WFP head warns no time to waste as famine risks rises in Haiti
PORT AU PRINCE, Haiti, (CMC) – The head of the World Food Programme (WFP) in Haiti, Jean-Martin Bauer, is warning that with armed gangs in charge of key transport routes in the country, there could be famine conditions unless a robust humanitarian aid plan is put in place.
Bauer believes that Haiti is facing an unprecedented crisis, which could get even worse. He says, for this reason, there is no time to waste.
“It’s difficult to believe that a mere two hours flight from Miami, a staggering 4.7 million people – half of Haiti’s population – are in the throes of a food crisis. In the Cité Soleil neighbourhood of Port-au-Prince, 19,000 people are suffering at the ‘catastrophe-level on the global scale for measuring food insecurity.
“In the 1980s, I used to visit Haiti on family trips; my mother fled to the US in the 1960s and I grew up in the suburbs of Washington, DC. The country was very poor then but able to feed itself. Now as I witness its struggle, coordinating the World Food Programme’s response, I cannot deny feeling affected on a deeply personal level,” Bauer added.
“I speak Creole. I grew up eating djon djon rice and joumou soup. I’ve always been acutely aware of Haiti’s rich history,” he said.
He said in the 1990s, there was a series of coups and a trade embargo, and people risked their lives to leave on boats. Free market policies ruined Haiti’s smallholder farmers and left the country heavily reliant on food imports. A succession of disasters followed, including the 2010 earthquake and cholera outbreak, hurricane Matthew in 2016, and the Southern earthquake of 2021.
“Things are now at a breaking point. This crisis will not pass – it needs renewed and robust humanitarian assistance,” Bauer said, adding “I am often asked why things are in fact so bad, so close to my family’s adopted home.
“I answer that Haiti is starving because gangs have taken control of ports and roads. This cut off communities from both the farms that feed them and from essential humanitarian aid. In the past year, food and fuel prices have skyrocketed.”
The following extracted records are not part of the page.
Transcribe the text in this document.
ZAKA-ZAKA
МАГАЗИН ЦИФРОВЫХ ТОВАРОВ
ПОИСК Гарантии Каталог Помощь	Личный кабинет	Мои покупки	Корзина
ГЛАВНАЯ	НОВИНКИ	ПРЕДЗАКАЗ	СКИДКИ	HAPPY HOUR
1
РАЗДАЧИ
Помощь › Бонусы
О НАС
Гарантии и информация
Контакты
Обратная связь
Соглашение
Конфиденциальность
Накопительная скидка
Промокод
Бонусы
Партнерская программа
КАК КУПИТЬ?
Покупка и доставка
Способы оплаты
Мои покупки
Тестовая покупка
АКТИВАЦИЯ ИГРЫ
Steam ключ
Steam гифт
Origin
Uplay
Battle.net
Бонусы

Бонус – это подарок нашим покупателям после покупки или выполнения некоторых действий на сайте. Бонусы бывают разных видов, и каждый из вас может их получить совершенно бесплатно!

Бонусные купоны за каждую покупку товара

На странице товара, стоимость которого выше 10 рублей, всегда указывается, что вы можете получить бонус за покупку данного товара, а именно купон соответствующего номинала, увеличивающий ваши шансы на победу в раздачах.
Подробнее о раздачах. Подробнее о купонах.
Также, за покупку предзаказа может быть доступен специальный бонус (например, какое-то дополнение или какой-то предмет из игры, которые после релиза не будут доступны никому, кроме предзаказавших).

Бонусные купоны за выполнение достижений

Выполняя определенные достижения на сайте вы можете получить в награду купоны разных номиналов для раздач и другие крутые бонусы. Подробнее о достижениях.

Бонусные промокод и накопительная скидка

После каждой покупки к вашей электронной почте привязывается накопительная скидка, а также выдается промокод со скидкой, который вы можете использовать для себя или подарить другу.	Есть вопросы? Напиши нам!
In September, protests and widespread looting erupted. Roadblocks brought the country to a standstill, what Haitians call a peyi lok (lockdown). The peyi lok that began on 12 September felt a lot like the ones that occurred worldwide during the early months of the COVID pandemic – except that people were now forced to stay home by fear and violence, rather than by a dangerous disease.
Armed groups had seized the main fuel import terminal, blocking flows of diesel, the economy’s lifeblood. Humanitarians also came under attack, two of WFP’s warehouses were looted, depriving thousands of essential food assistance.